Universities are starting to bolster their international offices in response to British Council predictions earlier this year of a huge increase in foreign demand for higher education.

Sheffield University said it was taking on an international officer to support its "international presence".

And Greenwich University was set to expand its international recruitment team as part of efforts to internationalise the university.

The Times Higher has also learnt that Leicester University plans to advertise for posts to beef up its international efforts.

An international outlook is vital because universities profit from recruiting foreign students - not only financially but also culturally.

Steve Wallis, head of Greenwich's international office, said: "Certain countries more readily fill places that UK students are not tending to go for anymore. Indians love to do engineering, for example. It keeps departments lively and alive."

Richard Taylor, Leicester's marketing director, said the university's plans to expand its international section were not just about getting "bums on seats".

He said Leicester was looking to provide a careers service to international students. The university aimed to find the students jobs in their homelands and in the UK, thereby cementing a mutually beneficial bond between the university, overseas students, graduates and their employers.

"In education, word of mouth is everything," he said. "It's not just a way of plugging a financial hole, we have to deliver a good service or we will lose them."

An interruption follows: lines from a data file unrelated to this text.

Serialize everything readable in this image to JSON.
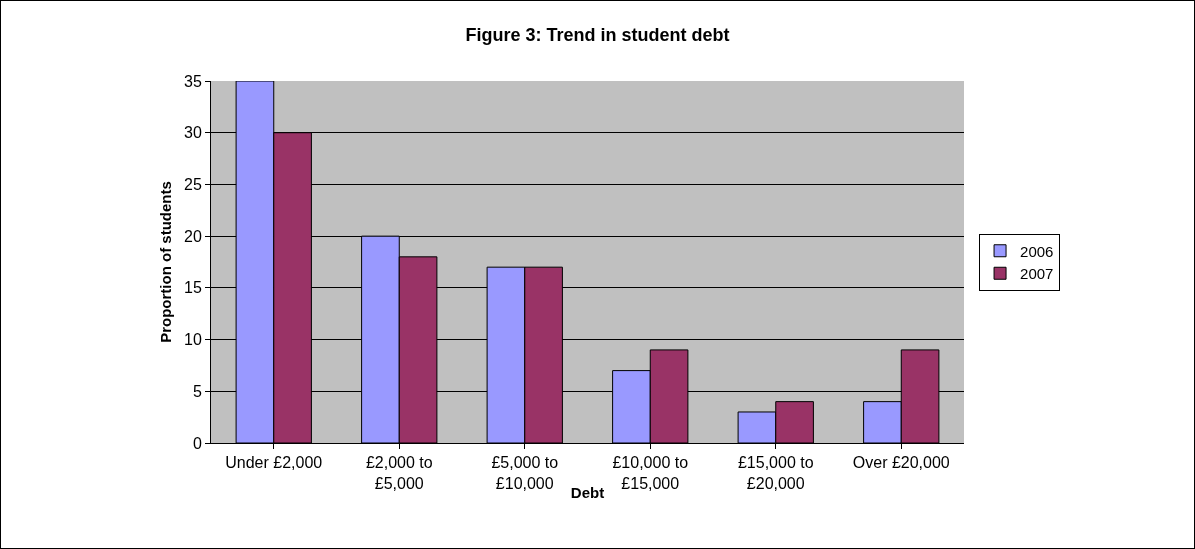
{
  "chart_data": {
    "type": "bar",
    "title": "Figure 3: Trend in student debt",
    "xlabel": "Debt",
    "ylabel": "Proportion of students",
    "categories": [
      "Under £2,000",
      "£2,000 to £5,000",
      "£5,000 to £10,000",
      "£10,000 to £15,000",
      "£15,000 to £20,000",
      "Over £20,000"
    ],
    "series": [
      {
        "name": "2006",
        "color": "#9999ff",
        "values": [
          35,
          20,
          17,
          7,
          3,
          4
        ]
      },
      {
        "name": "2007",
        "color": "#993366",
        "values": [
          30,
          18,
          17,
          9,
          4,
          9
        ]
      }
    ],
    "ylim": [
      0,
      35
    ],
    "yticks": [
      0,
      5,
      10,
      15,
      20,
      25,
      30,
      35
    ],
    "grid": "y",
    "legend": "right"
  }
}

Leicester was targeting China and India in particular. India, along with the Middle East, was also on the list of Birmingham University, which advertised last week for a recruitment officer.

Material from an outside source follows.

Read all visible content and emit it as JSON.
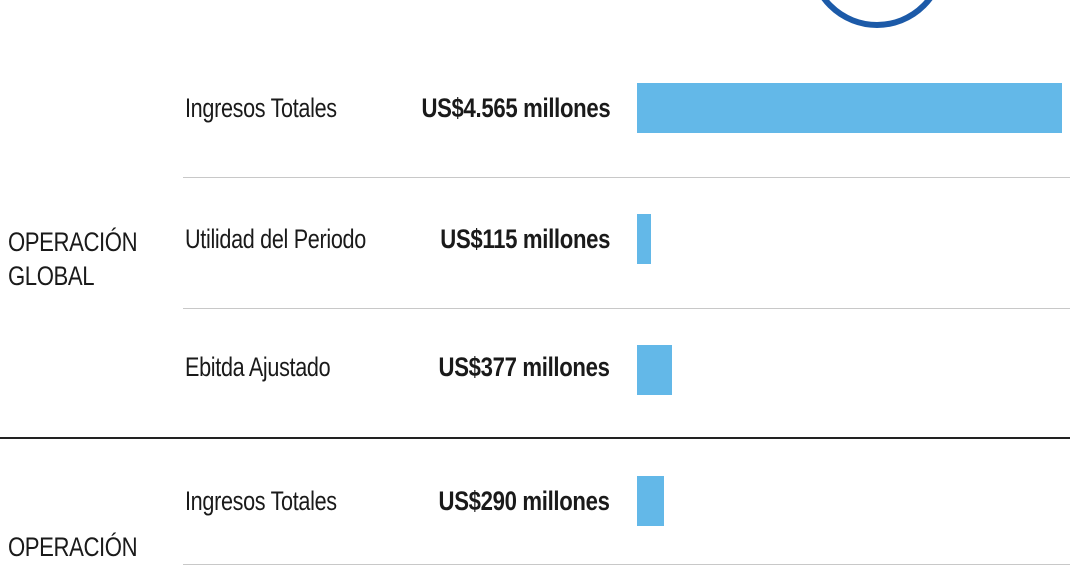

Aberdeen University is looking beyond countries such as India and China to emerging potential markets such as Vietnam, Kenya, Sri Lanka and Russia.

Joanne Purves, Northumbria University's director of international operations, said: "If you are going to be a serious university in the 21st century, you have got to be internationalised. No student would want to go to a university that didn't have an international outlook and strategy.

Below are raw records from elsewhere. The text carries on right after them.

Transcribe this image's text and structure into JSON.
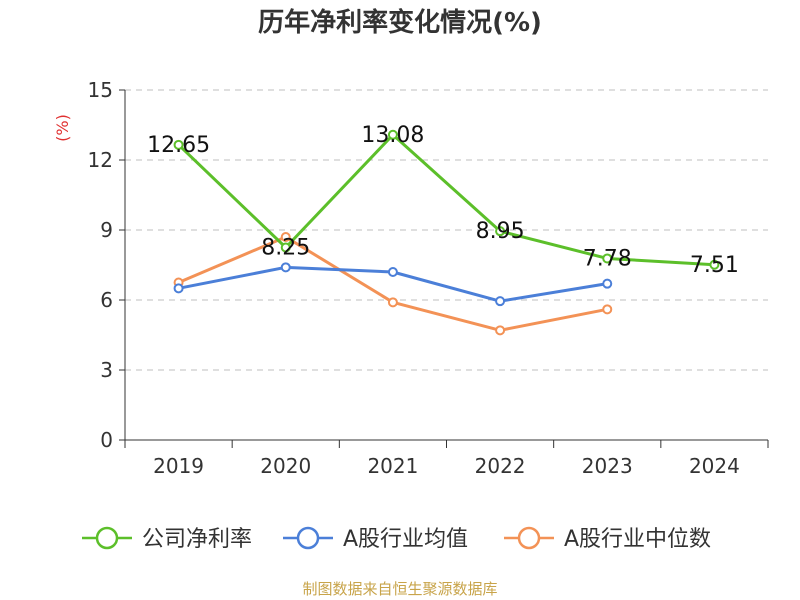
{
  "title": "历年净利率变化情况(%)",
  "source": "制图数据来自恒生聚源数据库",
  "chart_data": {
    "type": "line",
    "categories": [
      "2019",
      "2020",
      "2021",
      "2022",
      "2023",
      "2024"
    ],
    "ylabel": "(%)",
    "ylim": [
      0,
      15
    ],
    "yticks": [
      0,
      3,
      6,
      9,
      12,
      15
    ],
    "grid": true,
    "legend_position": "bottom",
    "series": [
      {
        "name": "公司净利率",
        "color": "#5cbf2a",
        "values": [
          12.65,
          8.25,
          13.08,
          8.95,
          7.78,
          7.51
        ],
        "data_labels": [
          "12.65",
          "8.25",
          "13.08",
          "8.95",
          "7.78",
          "7.51"
        ]
      },
      {
        "name": "A股行业均值",
        "color": "#4b7fd8",
        "values": [
          6.5,
          7.4,
          7.2,
          5.95,
          6.7,
          null
        ]
      },
      {
        "name": "A股行业中位数",
        "color": "#f39256",
        "values": [
          6.75,
          8.7,
          5.9,
          4.7,
          5.6,
          null
        ]
      }
    ]
  }
}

It's part of the globalisation of education."

International recruitment benefited the university as a whole, she said.

"We could easily just be a small regional university, but we are out there making links internationally, which then feed into our research and teaching."

Meanwhile, the Government's Science and Engineering Graduates Students'

scheme, due to launch on October 25, should smooth the way for overseas graduates to get permits to stay and work in the UK for a year after they finish their studies. When they return home, their skills become the UK's contribution to helping development in their countries.